On Thursday, a report in the German paper “Die Welt” revealed that leaked emails from FIFA suggested that Gianni Infantino, the new president, had ordered that audio files containing a recording of a FIFA Council meeting in Mexico City be destroyed.

FIFA fired back by saying that the emails referred to a copy of the audio files stored on a local disk and that the original was safe and sound in the FIFA archive.

What to make of this? We’re in the realm of speculation, but once you get past the knee-jerk anti-FIFA reaction, it seems a bit far-fetched that Infantino would try to re-write history when there were thirty-plus FIFA Council members in the room, some of whom are not Infantino fans and who could easily contradict whatever he puts out in the official minutes.

Still, it was a bit of a bloody nose for the “new” FIFA since most media outlets, understandably, take Zurich skullduggery for granted.
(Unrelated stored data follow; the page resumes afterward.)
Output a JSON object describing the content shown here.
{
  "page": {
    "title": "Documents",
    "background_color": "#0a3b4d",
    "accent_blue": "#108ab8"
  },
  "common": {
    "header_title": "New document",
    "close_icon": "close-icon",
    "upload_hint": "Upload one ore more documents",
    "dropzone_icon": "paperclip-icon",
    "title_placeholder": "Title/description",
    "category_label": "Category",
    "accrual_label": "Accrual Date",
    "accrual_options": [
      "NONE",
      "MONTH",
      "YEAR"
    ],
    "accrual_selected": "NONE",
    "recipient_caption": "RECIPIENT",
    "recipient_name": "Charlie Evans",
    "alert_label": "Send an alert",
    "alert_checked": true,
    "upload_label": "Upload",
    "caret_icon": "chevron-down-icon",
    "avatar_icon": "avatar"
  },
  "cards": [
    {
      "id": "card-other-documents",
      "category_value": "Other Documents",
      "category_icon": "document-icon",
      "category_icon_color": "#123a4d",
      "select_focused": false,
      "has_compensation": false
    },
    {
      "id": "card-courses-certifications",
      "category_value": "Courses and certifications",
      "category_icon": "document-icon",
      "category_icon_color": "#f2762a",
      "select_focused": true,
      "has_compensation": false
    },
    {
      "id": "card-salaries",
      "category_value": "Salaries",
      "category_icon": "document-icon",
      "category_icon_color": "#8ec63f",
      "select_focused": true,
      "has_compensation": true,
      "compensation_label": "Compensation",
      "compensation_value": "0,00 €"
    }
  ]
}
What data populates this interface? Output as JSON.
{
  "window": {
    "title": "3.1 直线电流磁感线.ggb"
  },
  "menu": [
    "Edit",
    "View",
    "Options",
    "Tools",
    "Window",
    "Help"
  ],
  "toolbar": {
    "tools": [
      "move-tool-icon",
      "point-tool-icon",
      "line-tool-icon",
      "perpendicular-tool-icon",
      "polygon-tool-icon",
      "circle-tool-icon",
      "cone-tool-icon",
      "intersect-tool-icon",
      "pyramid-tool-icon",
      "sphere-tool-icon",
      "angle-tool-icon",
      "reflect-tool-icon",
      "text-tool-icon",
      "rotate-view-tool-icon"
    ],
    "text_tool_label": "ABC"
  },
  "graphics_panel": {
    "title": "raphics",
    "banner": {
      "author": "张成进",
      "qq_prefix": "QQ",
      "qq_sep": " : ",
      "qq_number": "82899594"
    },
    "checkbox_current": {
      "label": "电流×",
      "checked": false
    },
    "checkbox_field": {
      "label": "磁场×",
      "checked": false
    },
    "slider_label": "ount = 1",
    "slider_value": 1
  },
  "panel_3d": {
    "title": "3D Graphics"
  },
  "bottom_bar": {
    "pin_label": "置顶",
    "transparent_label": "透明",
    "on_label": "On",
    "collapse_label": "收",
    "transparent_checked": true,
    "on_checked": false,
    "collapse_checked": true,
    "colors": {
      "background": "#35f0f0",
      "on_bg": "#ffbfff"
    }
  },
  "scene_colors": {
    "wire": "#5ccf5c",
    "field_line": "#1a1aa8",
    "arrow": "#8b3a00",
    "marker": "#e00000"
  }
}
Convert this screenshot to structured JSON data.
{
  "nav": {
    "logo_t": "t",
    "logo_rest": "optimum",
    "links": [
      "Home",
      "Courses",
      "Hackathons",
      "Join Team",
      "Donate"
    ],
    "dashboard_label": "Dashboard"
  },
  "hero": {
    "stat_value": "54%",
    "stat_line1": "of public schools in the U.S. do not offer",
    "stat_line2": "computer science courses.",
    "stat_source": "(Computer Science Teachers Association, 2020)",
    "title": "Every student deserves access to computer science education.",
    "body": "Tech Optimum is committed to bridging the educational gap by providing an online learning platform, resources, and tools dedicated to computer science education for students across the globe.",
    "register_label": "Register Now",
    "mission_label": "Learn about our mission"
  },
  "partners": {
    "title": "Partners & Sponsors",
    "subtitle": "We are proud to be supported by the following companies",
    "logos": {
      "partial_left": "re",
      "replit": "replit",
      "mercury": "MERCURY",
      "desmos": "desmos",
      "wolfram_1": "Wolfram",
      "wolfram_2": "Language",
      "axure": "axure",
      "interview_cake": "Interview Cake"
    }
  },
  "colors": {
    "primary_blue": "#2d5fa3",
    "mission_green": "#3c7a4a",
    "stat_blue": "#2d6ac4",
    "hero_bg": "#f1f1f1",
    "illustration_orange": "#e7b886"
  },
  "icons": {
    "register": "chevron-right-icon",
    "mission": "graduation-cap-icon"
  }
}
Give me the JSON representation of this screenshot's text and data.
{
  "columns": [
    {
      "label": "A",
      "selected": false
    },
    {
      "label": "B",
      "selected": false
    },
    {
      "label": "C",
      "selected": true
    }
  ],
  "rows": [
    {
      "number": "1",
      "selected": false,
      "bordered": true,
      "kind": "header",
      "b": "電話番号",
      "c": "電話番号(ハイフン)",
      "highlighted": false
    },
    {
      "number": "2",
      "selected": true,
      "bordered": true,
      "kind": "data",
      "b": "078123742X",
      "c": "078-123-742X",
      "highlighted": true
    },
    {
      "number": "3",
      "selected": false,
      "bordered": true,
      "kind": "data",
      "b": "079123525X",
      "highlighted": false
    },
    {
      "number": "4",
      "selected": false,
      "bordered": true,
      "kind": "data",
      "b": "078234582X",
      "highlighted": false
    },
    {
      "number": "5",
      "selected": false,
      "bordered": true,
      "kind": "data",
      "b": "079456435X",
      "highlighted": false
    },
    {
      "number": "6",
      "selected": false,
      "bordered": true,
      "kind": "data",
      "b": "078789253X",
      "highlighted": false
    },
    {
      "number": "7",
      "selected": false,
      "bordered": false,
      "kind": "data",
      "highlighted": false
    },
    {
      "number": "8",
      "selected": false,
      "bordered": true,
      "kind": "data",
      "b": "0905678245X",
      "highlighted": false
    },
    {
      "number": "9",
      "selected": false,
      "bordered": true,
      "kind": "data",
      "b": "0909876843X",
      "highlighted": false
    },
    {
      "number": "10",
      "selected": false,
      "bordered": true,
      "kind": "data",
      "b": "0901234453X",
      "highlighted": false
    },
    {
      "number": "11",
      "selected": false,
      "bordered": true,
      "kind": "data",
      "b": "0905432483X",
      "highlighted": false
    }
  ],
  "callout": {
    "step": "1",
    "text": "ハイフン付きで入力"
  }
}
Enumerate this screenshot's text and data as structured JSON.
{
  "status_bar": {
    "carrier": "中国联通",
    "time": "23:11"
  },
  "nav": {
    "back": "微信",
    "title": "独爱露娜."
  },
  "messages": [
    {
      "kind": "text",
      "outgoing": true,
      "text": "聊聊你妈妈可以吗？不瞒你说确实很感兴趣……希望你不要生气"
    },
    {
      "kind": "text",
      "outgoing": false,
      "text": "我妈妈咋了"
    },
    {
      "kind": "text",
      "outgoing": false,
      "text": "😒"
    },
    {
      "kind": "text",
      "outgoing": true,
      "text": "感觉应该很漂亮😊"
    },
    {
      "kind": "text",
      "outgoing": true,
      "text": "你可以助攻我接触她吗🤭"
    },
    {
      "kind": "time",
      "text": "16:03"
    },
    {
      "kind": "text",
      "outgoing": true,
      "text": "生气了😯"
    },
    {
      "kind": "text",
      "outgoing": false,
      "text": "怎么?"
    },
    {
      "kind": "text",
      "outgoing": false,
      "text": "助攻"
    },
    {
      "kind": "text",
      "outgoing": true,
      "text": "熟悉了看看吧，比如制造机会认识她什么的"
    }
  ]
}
Solution? Release a story 24 hours later that makes it clear just how the “new” FIFA is different from the “old” one. And what better way to do it than by revealing that, over a five year period, Sepp Blatter and two of his cohorts, former Secretary General Jerome Valcke and former Chief Financial Officer Markus Kattner, had paid themselves some £60m plus in compensation. The pattern of the payments and the stipulations - like the fact that the moeny would be paid even if the individual was sacked for misconduct, which incidentally may be illegal under Swiss law - comes pretty darn close to suggesting either blackmail or, at least, a sense that if they go down, they’ll go down with their pockets full.

At the very least, the payment story shows that FIFA, or at least, Quinn Emanuel, the US law firm they’ve hired to protect them from the US Department of Justice, are serious about cleaning up. And the enormity of the payments guarantee that the missing audio files are quickly forgotten.